DEN HAAG (htz.) Das Minarettverbot in der Schweiz ruft Nachahmer auf den Plan: In den Niederlanden fordert der Chef der rechtspopulistischen und islamkritischen ,,Partei für die Freiheit‘‘ (PVV) Geert Wilders nun ebenfalls ein Verbot für den Neubau von Minaretten. Er kündigte eine Volksabstimmung an. ,,Falls dies von den anderen Parteien verhindert werden sollte, dann bringen wir im Haager Parlament einen Gesetzesentwurf zum Verbot des Baus von Minaretten und des Neubaus von Moscheen ein“, sagte Wilders: ,,Denn in den Niederlanden stehen schon zu viele Moscheen und Minarette.“
In den Niederlanden lebt rund eine Million Muslime. Sie stellen etwa sechs Prozent der Bevölkerung. Es gibt derzeit 450 Moscheen in Holland. Die meisten davon haben ein oder mehrere Minarette. In Den Haag beispielsweise werden islamische Gotteshäuser, die bisher kein Minarett hatten, damit ausgestattet. Es wird neu zur Moschee hinzugebaut.

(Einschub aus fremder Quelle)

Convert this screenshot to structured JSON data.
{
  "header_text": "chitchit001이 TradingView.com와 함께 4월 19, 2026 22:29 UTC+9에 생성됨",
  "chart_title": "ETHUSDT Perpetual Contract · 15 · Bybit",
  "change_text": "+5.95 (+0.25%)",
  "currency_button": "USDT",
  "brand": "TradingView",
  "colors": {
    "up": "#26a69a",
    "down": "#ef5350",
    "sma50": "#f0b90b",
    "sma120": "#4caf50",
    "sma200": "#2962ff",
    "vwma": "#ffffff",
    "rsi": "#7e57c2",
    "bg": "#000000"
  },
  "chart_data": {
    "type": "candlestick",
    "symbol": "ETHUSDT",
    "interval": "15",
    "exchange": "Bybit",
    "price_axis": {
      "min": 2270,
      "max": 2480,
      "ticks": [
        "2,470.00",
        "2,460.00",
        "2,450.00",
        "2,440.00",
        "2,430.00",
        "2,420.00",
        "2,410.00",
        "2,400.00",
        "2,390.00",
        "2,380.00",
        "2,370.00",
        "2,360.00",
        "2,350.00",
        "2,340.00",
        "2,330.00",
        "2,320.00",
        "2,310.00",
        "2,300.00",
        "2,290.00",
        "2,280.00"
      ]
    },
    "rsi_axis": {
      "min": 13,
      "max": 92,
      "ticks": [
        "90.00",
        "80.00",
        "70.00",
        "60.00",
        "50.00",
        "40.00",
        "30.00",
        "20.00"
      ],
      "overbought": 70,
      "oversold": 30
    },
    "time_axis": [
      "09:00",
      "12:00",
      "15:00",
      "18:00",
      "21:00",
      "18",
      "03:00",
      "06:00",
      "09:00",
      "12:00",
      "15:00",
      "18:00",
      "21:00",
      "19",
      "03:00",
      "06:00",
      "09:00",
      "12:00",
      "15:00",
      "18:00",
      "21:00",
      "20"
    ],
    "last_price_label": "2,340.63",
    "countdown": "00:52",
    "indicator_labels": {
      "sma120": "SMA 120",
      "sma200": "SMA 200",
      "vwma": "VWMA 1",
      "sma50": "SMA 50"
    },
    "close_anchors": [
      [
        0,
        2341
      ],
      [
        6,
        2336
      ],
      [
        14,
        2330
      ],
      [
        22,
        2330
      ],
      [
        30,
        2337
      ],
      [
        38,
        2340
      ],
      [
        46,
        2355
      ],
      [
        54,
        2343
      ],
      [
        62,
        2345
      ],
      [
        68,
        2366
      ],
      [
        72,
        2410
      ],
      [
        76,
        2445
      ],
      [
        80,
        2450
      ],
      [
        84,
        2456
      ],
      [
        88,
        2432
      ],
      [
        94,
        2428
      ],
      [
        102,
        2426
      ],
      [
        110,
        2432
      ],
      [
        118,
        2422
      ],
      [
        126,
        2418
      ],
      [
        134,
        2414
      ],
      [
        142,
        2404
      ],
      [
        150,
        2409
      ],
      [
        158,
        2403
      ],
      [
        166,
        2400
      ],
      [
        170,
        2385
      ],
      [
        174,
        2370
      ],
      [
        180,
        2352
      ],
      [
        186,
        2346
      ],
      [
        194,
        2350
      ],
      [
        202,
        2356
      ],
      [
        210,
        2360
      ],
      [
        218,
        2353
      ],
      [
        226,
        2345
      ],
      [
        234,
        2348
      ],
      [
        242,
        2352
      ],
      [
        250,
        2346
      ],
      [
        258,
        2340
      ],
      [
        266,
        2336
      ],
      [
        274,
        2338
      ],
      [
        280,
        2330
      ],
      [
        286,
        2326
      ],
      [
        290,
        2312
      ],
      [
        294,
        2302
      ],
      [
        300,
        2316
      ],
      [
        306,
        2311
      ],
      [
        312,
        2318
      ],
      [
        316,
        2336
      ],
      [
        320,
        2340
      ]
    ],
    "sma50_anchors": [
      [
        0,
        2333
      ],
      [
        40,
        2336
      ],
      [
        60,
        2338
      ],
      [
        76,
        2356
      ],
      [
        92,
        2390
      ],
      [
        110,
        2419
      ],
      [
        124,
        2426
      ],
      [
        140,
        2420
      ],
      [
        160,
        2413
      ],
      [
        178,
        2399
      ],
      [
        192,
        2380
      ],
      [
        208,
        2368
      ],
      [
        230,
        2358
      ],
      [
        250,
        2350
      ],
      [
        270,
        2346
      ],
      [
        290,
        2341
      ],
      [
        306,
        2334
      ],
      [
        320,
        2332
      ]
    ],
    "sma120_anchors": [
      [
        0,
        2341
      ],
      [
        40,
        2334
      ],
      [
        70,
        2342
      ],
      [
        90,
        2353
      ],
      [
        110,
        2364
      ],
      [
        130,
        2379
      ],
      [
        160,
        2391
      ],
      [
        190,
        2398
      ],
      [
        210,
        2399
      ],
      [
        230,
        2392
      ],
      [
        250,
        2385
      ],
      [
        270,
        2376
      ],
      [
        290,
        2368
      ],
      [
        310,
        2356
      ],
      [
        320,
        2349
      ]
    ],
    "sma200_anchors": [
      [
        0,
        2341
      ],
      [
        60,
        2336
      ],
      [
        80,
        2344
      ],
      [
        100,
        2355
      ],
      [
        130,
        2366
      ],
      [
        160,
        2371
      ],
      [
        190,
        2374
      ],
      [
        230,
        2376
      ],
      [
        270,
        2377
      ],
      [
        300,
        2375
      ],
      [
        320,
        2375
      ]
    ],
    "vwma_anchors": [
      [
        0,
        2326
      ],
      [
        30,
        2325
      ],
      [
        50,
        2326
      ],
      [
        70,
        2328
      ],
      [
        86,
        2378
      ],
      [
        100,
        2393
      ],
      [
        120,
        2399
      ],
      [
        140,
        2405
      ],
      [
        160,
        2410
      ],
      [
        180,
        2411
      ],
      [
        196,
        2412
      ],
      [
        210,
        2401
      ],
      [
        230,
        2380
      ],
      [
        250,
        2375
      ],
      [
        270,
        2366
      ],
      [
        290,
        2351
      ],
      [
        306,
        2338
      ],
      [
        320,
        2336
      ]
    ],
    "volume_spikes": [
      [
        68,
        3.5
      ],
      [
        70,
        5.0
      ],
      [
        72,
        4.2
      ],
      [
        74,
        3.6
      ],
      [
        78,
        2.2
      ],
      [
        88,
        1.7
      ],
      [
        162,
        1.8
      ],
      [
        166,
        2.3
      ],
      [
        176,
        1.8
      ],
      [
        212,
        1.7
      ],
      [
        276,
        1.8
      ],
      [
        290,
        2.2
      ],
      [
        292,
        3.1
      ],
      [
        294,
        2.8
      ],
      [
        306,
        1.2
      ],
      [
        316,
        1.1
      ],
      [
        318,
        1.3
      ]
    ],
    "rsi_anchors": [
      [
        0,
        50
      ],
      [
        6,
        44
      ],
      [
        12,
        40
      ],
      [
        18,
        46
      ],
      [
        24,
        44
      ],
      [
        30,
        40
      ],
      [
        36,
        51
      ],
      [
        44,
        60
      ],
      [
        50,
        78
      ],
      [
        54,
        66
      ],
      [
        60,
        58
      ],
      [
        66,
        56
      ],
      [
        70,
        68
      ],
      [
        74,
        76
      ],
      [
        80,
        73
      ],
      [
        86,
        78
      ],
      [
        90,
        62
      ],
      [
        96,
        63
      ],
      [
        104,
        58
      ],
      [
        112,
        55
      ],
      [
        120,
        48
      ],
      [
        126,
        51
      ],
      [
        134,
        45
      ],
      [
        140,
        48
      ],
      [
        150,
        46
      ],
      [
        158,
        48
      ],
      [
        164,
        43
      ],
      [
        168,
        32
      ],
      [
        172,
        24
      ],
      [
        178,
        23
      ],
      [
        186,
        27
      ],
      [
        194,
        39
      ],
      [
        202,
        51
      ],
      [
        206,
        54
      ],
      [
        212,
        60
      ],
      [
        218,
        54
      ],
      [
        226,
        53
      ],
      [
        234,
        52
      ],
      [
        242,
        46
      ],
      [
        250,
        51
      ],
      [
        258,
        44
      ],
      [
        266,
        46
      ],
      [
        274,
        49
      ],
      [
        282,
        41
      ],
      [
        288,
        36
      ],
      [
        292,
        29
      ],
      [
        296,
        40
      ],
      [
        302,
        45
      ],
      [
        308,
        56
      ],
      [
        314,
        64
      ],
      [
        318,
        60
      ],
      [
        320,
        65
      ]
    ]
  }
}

Heftigen Streit gab es in Rotterdam über den Neubau einer Moschee, die mit zwei Minaretten mit einer Höhe von je 55 Metern ausgestattet werden soll. ,,Die Minarette sollen künftig die Skyline der größten Hafenstadt Europas mitprägen“, verkündigte ein Imam in Rotterdam. Die Baugenehmigung für die beiden Minarette wurde vom Rotterdamer Stadtrat zunächst eingezogen.
Nach Neuwahlen des Gemeinderates und einer Veränderung der Mehrheitsverhältnisse haben die nun in Rotterdam wieder mehrheitlich regierenden Sozialdemokraten den Minarettneubau aber wieder genehmigt.
In Belgien fordert übrigens der extrem rechte „Vlaams Belang“ (VB) ein Minarettverbot.